Quire is a Middle English term meaning twenty-four or twenty-five sheets of paper of the same size and stock. It is used here to help the cook visualize the desired paper-thinness of the pancake. "[B]utter the Pan for the first Pancake; let them run as thin as possible," Glasse instructed. Her words were repeated verbatim in a Mary Randolph recipe written some seventy-five years later.

This recipe is a modern adaptation of the 18th-century original. It was created by culinary historian Nancy Carter Crump for the book Dining with the Washingtons.



  • 3/4 cup sifted all-purpose flour
  • 10 tablespoons sugar, plus more for sprinkling over pancakes
  • 1 teaspoon ground nutmeg
  • 3 large egg yolks
  • 1 1/2 cups heavy cream
  • 6 tablespoons unsalted butter, melted and cooled, plus more for frying
  • 5 tablespoons sherry
  • 1 teaspoon orange-flower water
  • Stewed fruit or preserves for serving (optional)
  • Lightly whipped cream for serving (optional)

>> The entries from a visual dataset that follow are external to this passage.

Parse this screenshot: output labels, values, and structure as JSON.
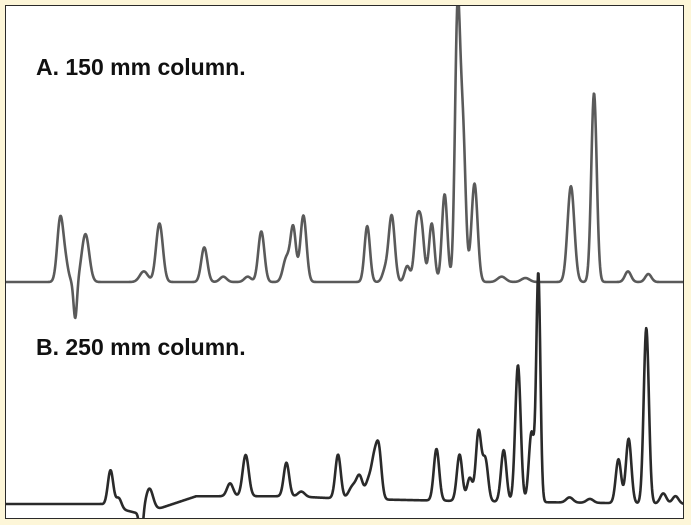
{
  "panels": {
    "a_label": "A. 150 mm column.",
    "b_label": "B. 250 mm column."
  },
  "colors": {
    "page_background": "#fdf6d8",
    "trace_a": "#5a5a5a",
    "trace_b": "#2a2a2a"
  },
  "chart_data": [
    {
      "type": "line",
      "title": "A. 150 mm column.",
      "xlabel": "",
      "ylabel": "",
      "grid": false,
      "x_range": [
        0,
        100
      ],
      "y_range": [
        -15,
        100
      ],
      "baseline": 0,
      "peaks": [
        {
          "x": 8.0,
          "h": 24,
          "w": 0.45
        },
        {
          "x": 8.8,
          "h": 6,
          "w": 0.4
        },
        {
          "x": 10.2,
          "h": -14,
          "w": 0.25
        },
        {
          "x": 11.7,
          "h": 18,
          "w": 0.55
        },
        {
          "x": 20.3,
          "h": 4,
          "w": 0.6
        },
        {
          "x": 22.6,
          "h": 22,
          "w": 0.5
        },
        {
          "x": 29.2,
          "h": 13,
          "w": 0.45
        },
        {
          "x": 32.0,
          "h": 2,
          "w": 0.5
        },
        {
          "x": 35.6,
          "h": 2,
          "w": 0.5
        },
        {
          "x": 37.6,
          "h": 19,
          "w": 0.45
        },
        {
          "x": 41.3,
          "h": 9,
          "w": 0.5
        },
        {
          "x": 42.3,
          "h": 20,
          "w": 0.4
        },
        {
          "x": 43.8,
          "h": 25,
          "w": 0.45
        },
        {
          "x": 53.2,
          "h": 21,
          "w": 0.4
        },
        {
          "x": 55.8,
          "h": 4,
          "w": 0.4
        },
        {
          "x": 56.8,
          "h": 25,
          "w": 0.45
        },
        {
          "x": 59.1,
          "h": 6,
          "w": 0.4
        },
        {
          "x": 60.5,
          "h": 20,
          "w": 0.4
        },
        {
          "x": 61.2,
          "h": 19,
          "w": 0.4
        },
        {
          "x": 62.7,
          "h": 22,
          "w": 0.4
        },
        {
          "x": 64.6,
          "h": 33,
          "w": 0.4
        },
        {
          "x": 66.5,
          "h": 99,
          "w": 0.38
        },
        {
          "x": 67.3,
          "h": 54,
          "w": 0.4
        },
        {
          "x": 69.0,
          "h": 37,
          "w": 0.45
        },
        {
          "x": 73.0,
          "h": 2,
          "w": 0.6
        },
        {
          "x": 76.5,
          "h": 1.5,
          "w": 0.6
        },
        {
          "x": 83.2,
          "h": 36,
          "w": 0.5
        },
        {
          "x": 86.6,
          "h": 71,
          "w": 0.4
        },
        {
          "x": 91.6,
          "h": 4,
          "w": 0.45
        },
        {
          "x": 94.6,
          "h": 3,
          "w": 0.45
        }
      ]
    },
    {
      "type": "line",
      "title": "B. 250 mm column.",
      "xlabel": "",
      "ylabel": "",
      "grid": false,
      "x_range": [
        0,
        100
      ],
      "y_range": [
        -15,
        100
      ],
      "baseline": 0,
      "drift": [
        [
          0,
          0
        ],
        [
          14,
          0
        ],
        [
          20,
          -4
        ],
        [
          28,
          3
        ],
        [
          42,
          3
        ],
        [
          50,
          2
        ],
        [
          70,
          1
        ],
        [
          100,
          0
        ]
      ],
      "peaks": [
        {
          "x": 15.4,
          "h": 14,
          "w": 0.4
        },
        {
          "x": 16.6,
          "h": 4,
          "w": 0.4
        },
        {
          "x": 19.9,
          "h": -11,
          "w": 0.25
        },
        {
          "x": 21.1,
          "h": 9,
          "w": 0.55
        },
        {
          "x": 33.0,
          "h": 5,
          "w": 0.45
        },
        {
          "x": 35.3,
          "h": 16,
          "w": 0.45
        },
        {
          "x": 41.3,
          "h": 13,
          "w": 0.4
        },
        {
          "x": 43.5,
          "h": 2,
          "w": 0.5
        },
        {
          "x": 48.9,
          "h": 17,
          "w": 0.4
        },
        {
          "x": 51.1,
          "h": 5,
          "w": 0.6
        },
        {
          "x": 52.1,
          "h": 8,
          "w": 0.45
        },
        {
          "x": 53.4,
          "h": 7,
          "w": 0.45
        },
        {
          "x": 54.2,
          "h": 13,
          "w": 0.4
        },
        {
          "x": 54.9,
          "h": 19,
          "w": 0.4
        },
        {
          "x": 63.4,
          "h": 20,
          "w": 0.4
        },
        {
          "x": 66.8,
          "h": 18,
          "w": 0.4
        },
        {
          "x": 68.3,
          "h": 9,
          "w": 0.4
        },
        {
          "x": 69.6,
          "h": 27,
          "w": 0.4
        },
        {
          "x": 70.6,
          "h": 16,
          "w": 0.4
        },
        {
          "x": 73.3,
          "h": 20,
          "w": 0.4
        },
        {
          "x": 75.4,
          "h": 53,
          "w": 0.4
        },
        {
          "x": 77.4,
          "h": 27,
          "w": 0.4
        },
        {
          "x": 78.4,
          "h": 88,
          "w": 0.3
        },
        {
          "x": 83.0,
          "h": 2,
          "w": 0.5
        },
        {
          "x": 86.0,
          "h": 1.5,
          "w": 0.5
        },
        {
          "x": 90.2,
          "h": 17,
          "w": 0.4
        },
        {
          "x": 91.7,
          "h": 25,
          "w": 0.4
        },
        {
          "x": 94.3,
          "h": 68,
          "w": 0.38
        },
        {
          "x": 96.8,
          "h": 4,
          "w": 0.45
        },
        {
          "x": 98.6,
          "h": 3,
          "w": 0.45
        }
      ]
    }
  ]
}
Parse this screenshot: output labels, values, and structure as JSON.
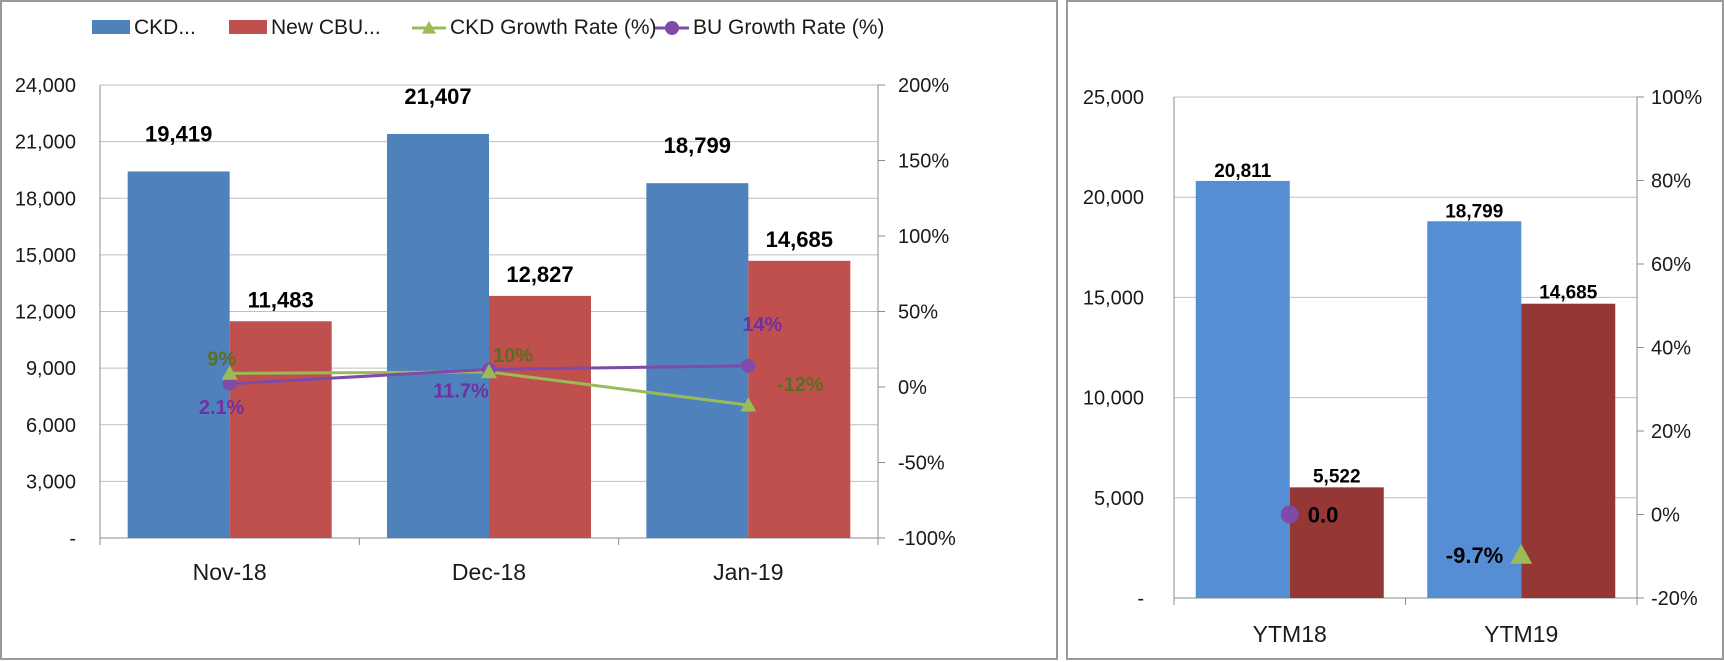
{
  "colors": {
    "ckd": "#4f81bd",
    "cbu": "#c0504d",
    "ckd_growth": "#9bbb59",
    "bu_growth": "#7f4aa8",
    "ckd_growth_label": "#5a6e22",
    "bu_growth_label": "#7030a0",
    "ytm_ckd": "#558ed5",
    "ytm_cbu": "#953735"
  },
  "chart_data": [
    {
      "type": "bar",
      "legend": [
        "CKD...",
        "New CBU...",
        "CKD Growth Rate (%)",
        "BU Growth Rate (%)"
      ],
      "categories": [
        "Nov-18",
        "Dec-18",
        "Jan-19"
      ],
      "series": [
        {
          "name": "CKD...",
          "kind": "bar",
          "axis": "left",
          "values": [
            19419,
            21407,
            18799
          ],
          "labels": [
            "19,419",
            "21,407",
            "18,799"
          ]
        },
        {
          "name": "New CBU...",
          "kind": "bar",
          "axis": "left",
          "values": [
            11483,
            12827,
            14685
          ],
          "labels": [
            "11,483",
            "12,827",
            "14,685"
          ]
        },
        {
          "name": "CKD Growth Rate (%)",
          "kind": "line",
          "axis": "right",
          "marker": "triangle",
          "values": [
            9,
            10,
            -12
          ],
          "labels": [
            "9%",
            "10%",
            "-12%"
          ]
        },
        {
          "name": "BU Growth Rate (%)",
          "kind": "line",
          "axis": "right",
          "marker": "circle",
          "values": [
            2.1,
            11.7,
            14
          ],
          "labels": [
            "2.1%",
            "11.7%",
            "14%"
          ]
        }
      ],
      "ylim": [
        0,
        24000
      ],
      "yticks": [
        0,
        3000,
        6000,
        9000,
        12000,
        15000,
        18000,
        21000,
        24000
      ],
      "yticklabels": [
        "-",
        "3,000",
        "6,000",
        "9,000",
        "12,000",
        "15,000",
        "18,000",
        "21,000",
        "24,000"
      ],
      "y2lim": [
        -100,
        200
      ],
      "y2ticks": [
        -100,
        -50,
        0,
        50,
        100,
        150,
        200
      ],
      "y2ticklabels": [
        "-100%",
        "-50%",
        "0%",
        "50%",
        "100%",
        "150%",
        "200%"
      ],
      "legend_position": "top",
      "grid": true
    },
    {
      "type": "bar",
      "categories": [
        "YTM18",
        "YTM19"
      ],
      "series": [
        {
          "name": "CKD",
          "kind": "bar",
          "axis": "left",
          "values": [
            20811,
            18799
          ],
          "labels": [
            "20,811",
            "18,799"
          ]
        },
        {
          "name": "New CBU",
          "kind": "bar",
          "axis": "left",
          "values": [
            5522,
            14685
          ],
          "labels": [
            "5,522",
            "14,685"
          ]
        },
        {
          "name": "CKD Growth Rate (%)",
          "kind": "marker",
          "axis": "right",
          "marker": "triangle",
          "values": [
            null,
            -9.7
          ],
          "labels": [
            "",
            "-9.7%"
          ]
        },
        {
          "name": "BU Growth Rate (%)",
          "kind": "marker",
          "axis": "right",
          "marker": "circle",
          "values": [
            0.0,
            null
          ],
          "labels": [
            "0.0",
            ""
          ]
        }
      ],
      "ylim": [
        0,
        25000
      ],
      "yticks": [
        0,
        5000,
        10000,
        15000,
        20000,
        25000
      ],
      "yticklabels": [
        "-",
        "5,000",
        "10,000",
        "15,000",
        "20,000",
        "25,000"
      ],
      "y2lim": [
        -20,
        100
      ],
      "y2ticks": [
        -20,
        0,
        20,
        40,
        60,
        80,
        100
      ],
      "y2ticklabels": [
        "-20%",
        "0%",
        "20%",
        "40%",
        "60%",
        "80%",
        "100%"
      ],
      "grid": true
    }
  ]
}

  1. Sift together the flour, sugar, and nutmeg.
  2. Beat the egg yolks until smooth and lemon-colored. Combine with the cream and melted butter, mixing together well. Gradually add to the flour mixture, blending thoroughly. Stir in the sherry and orange-flower water. Cover and refrigerate for at least 2 hours, or as long as overnight.
  3. Preheat the oven to 200°F.
  4. When ready to cook the pancakes, melt about 1 teaspoon of butter in a small sauté pan set over medium to medium-low heat. Make a small test pancake to ensure that the pan is the right temperature and that the batter has the right consistency. The batter can be thinned with a little milk or cream, if necessary; it should have the consistency of pudding, falling in splats from a spoon.
  5. Prepare one pancake at a time, using a scant 1/4 cup of batter per pancake. Pour the batter into the hot pan, tilting it so the batter can run evenly over the bottom. Cook until slightly puffy and pale yellow, 1 1/2 to 2 minutes, until set.
  6. Slide the pancake onto a plate, and sprinkle with sugar. Set aside in the oven to keep warm while preparing the rest of the pancakes, stacking and sprinkling sugar over each one.
  7. Serve the pancakes plain in a stack, or serve them one at a time filled with stewed fruit or preserves, rolled (if desired), and topped with lightly whipped cream.